Mid-Year 2008: Securities Lawsuit Filings Remain Up
Is litigation stemming from the subprime- and credit crisis-related activity increasing directors’ and officers’ insurance premiums? Despite the steady flow of new securities litigation during the first half of 2008, it may be too soon to answer that question.
Largely as a result of the subprime- and credit crisis-related litigation, the number of new securities class action lawsuits filed during the first half of 2008 was nearly 50 percent higher than the number of new securities lawsuits filed in the first six months of 2007.
There were 104 new securities class action lawsuits filed between Jan. 1, 2008, and June 30, 2008, compared with only 69 new securities lawsuits during the first six months of 2007.
The 203 filings during the 12-month period from July 1, 2007, to June 30, 2008, is about 15 percent higher than the 176 class securities lawsuit filings for the full year 2007, and the 203 filings also represents a 65 percent increase compared to the 123 filings during the 12-month period between July 1, 2006, through June 30, 2007.
The 203 lawsuit securities lawsuit filings during the 12-month period ending June 30, 2008, is the highest 12-month total since the period July 2004 through June 2005, when 228 lawsuits were filed.
The most significant factor in the elevated securities filing activity was the number of new lawsuits associated with the subprime and credit-related crisis. Fifty-eight of the first-half filings, or about 55 percent, of the first half securities lawsuit filings were subprime- or credit crisis-related. Only 46 of the 103 first-half securities lawsuit filings were not subprime- or credit crisis-related, meaning that the credit crisis-related litigation unquestionably was a driving factor in the elevated securities lawsuit filings levels in the first half of 2008.
The subprime and credit crisis filings show no sign of abating. Of the 58 credit crisis-related lawsuits filed in the first half of 2008, 28 — or almost 50 percent — were filed in the second quarter, including 10 in June 2008 alone.

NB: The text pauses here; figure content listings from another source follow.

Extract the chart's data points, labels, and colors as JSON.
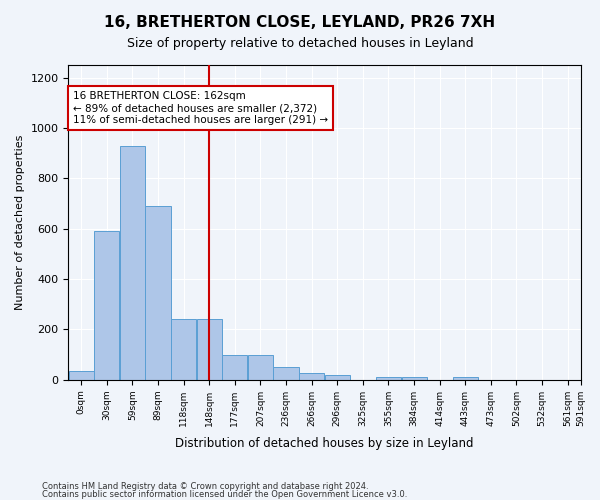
{
  "title": "16, BRETHERTON CLOSE, LEYLAND, PR26 7XH",
  "subtitle": "Size of property relative to detached houses in Leyland",
  "xlabel": "Distribution of detached houses by size in Leyland",
  "ylabel": "Number of detached properties",
  "bar_color": "#aec6e8",
  "bar_edge_color": "#5a9fd4",
  "bin_edges": [
    0,
    29.5,
    59,
    88.5,
    118,
    147.5,
    177,
    206.5,
    236,
    265.5,
    295,
    324.5,
    354,
    383.5,
    413,
    442.5,
    472,
    501.5,
    531,
    560.5,
    590
  ],
  "bin_labels": [
    "0sqm",
    "30sqm",
    "59sqm",
    "89sqm",
    "118sqm",
    "148sqm",
    "177sqm",
    "207sqm",
    "236sqm",
    "266sqm",
    "296sqm",
    "325sqm",
    "355sqm",
    "384sqm",
    "414sqm",
    "443sqm",
    "473sqm",
    "502sqm",
    "532sqm",
    "561sqm"
  ],
  "bar_heights": [
    35,
    590,
    930,
    690,
    240,
    240,
    100,
    100,
    50,
    25,
    20,
    0,
    10,
    10,
    0,
    10,
    0,
    0,
    0,
    0
  ],
  "property_size": 162,
  "vline_color": "#cc0000",
  "ylim": [
    0,
    1250
  ],
  "yticks": [
    0,
    200,
    400,
    600,
    800,
    1000,
    1200
  ],
  "annotation_title": "16 BRETHERTON CLOSE: 162sqm",
  "annotation_line1": "← 89% of detached houses are smaller (2,372)",
  "annotation_line2": "11% of semi-detached houses are larger (291) →",
  "annotation_box_color": "#ffffff",
  "annotation_border_color": "#cc0000",
  "footer1": "Contains HM Land Registry data © Crown copyright and database right 2024.",
  "footer2": "Contains public sector information licensed under the Open Government Licence v3.0.",
  "background_color": "#f0f4fa",
  "grid_color": "#ffffff"
}
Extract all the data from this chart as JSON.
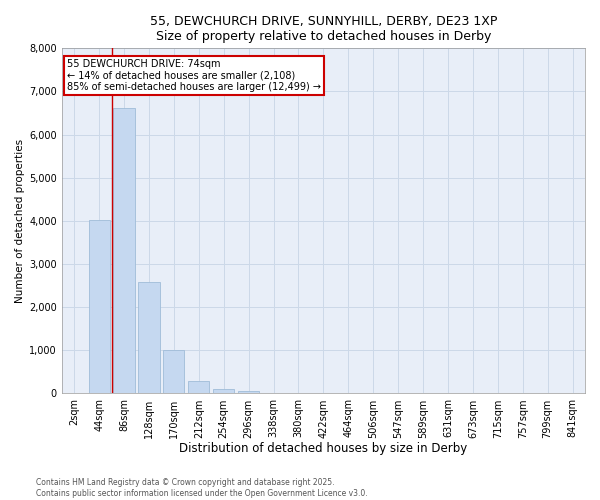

That continued steady filing level suggests that the subprime and credit crisis-related litigation wave will continue during the second half of 2008.
Although the companies named in securities lawsuits during the first half of 2008 were drawn from 56 different categories in the U.S. Department of Commerce’s Standard Industrial Classification index, fully 60 of the first half-lawsuits (or roughly 58 percent of the first half filings) were filed against companies in the 6000 SIC Code series (Finance Insurance and Real Estate). No other SIC Code category outside the 6000 series had more than three lawsuits.
Those statistics underscore an important point about the subprime and credit crisis-related litigation. That is, the subprime litigation wave really has not spread beyond the financial sector.
One consequence of the predominance of subprime- and credit crisis-related litigation is that many of the first half lawsuits have involved nontraditional plaintiffs and defendants. The traditional securities lawsuit involves a securities class action lawsuit brought by public company shareholders against the company and its directors and officers.
But many of the first half lawsuits involve plaintiffs other than public company shareholders. For example, among the first half filings were 17 auction rate securities lawsuits, in which the plaintiffs were not company shareholders, but rather were auction rate securities investors who were suing broker dealers or other financial institutions that sold them the instruments.
Similarly, the credit crisis-related litigation wave also hit a number of nontraditional defendants. Rather than just targeting public companies and company officials, the plaintiffs in many of those lawsuits targeted, for example, hedge funds and mutual funds.
The breadth of the credit crisis also has drawn participants from the larger global economy into the subprime litigation wave. Companies domiciled outside the United States were sued in 19 of the first half 2008 securities lawsuit filings, representing 12 different countries, including four each from Canada and from Switzerland.
The lawsuits filed against domestic companies include corporate defendants from 27 different states, with the largest number from New York (22) and California (11).
The first half 2008 securities lawsuits were filed in 26 different U.S. district courts, but by far the largest number were filed in the Southern District of New York, where 42 (or about 41 percent) of the 103 lawsuits were filed. Other courts with a significant number of lawsuit filings included the District of Massachusetts (10), the Northern District of Illinois (eight), the Central District of California (five) and the Northern District of California (five lawsuits).
It might well be assumed that the elevated level of litigation activity is putting pressure on D&O liability insurance carriers and causing an increase in D&O insurance premiums. However, except in the financial institutions sector, the subprime and credit crisis litigation wave is not significantly affecting pricing or terms and conditions.
As noted, the subprime litigation wave has been largely concentrated in the financial sector. In addition, a significant percentage of the litigation has involved nontraditional litigants, rather than the more traditional public company defendants. For that reason, most public companies, particularly those outside the financial sector, continue to enjoy ample capacity and relatively advantageous D&O coverage terms and conditions.
However, the subprime and credit crisis continues to unfold and the litigation continues to roll in. It remains to be seen how significant the ultimate impact will be. If the litigation produces significant enough losses, particularly if it spreads beyond the financial sector alone, the litigation could ultimately affect the larger D&O marketplace.